しかしその直後、アルジーノが『障壁』を詠唱すると、クレイーノの直上からまっすぐ背中へ光の柱が伸びてきたかと思うと、そのまま光に押され地面へと叩きつけられてしまったのだった。
「ぐっ……」
腹部を強く地面に打ったため、微かな呻き声を上げることしかできない――いつの間にか、クレイーノたちはアルジーノに『障壁』のみで制圧されてしまったのだ。

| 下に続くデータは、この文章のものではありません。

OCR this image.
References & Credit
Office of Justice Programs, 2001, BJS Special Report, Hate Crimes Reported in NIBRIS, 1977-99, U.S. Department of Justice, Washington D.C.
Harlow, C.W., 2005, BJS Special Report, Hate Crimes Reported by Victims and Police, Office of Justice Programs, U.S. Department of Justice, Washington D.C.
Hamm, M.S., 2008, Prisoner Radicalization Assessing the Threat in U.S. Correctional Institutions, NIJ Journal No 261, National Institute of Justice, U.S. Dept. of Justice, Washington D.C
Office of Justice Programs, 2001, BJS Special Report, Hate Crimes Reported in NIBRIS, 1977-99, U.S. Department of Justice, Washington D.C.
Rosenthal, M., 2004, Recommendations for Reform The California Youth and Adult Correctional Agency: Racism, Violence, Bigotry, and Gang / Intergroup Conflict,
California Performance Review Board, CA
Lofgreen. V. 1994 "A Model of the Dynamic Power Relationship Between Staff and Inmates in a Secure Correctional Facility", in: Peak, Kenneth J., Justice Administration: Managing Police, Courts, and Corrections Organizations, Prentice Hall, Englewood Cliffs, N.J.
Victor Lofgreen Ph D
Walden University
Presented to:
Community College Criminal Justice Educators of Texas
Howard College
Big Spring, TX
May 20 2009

痛みで立ち上がれないクレイーノを見下しながら、『整理整頓』を詠唱して庭を元の状態に戻したアルジーノは、そのまま屋敷の中へと帰っていく。
ついこの間まで一切魔法を使えない無能な弟に、たった一撃――それも本来は防御魔法であるはずの『障壁』によって成す術もなく倒されたクレイーノは、悔しさから血がにじむほどその拳を握り締めるのだった。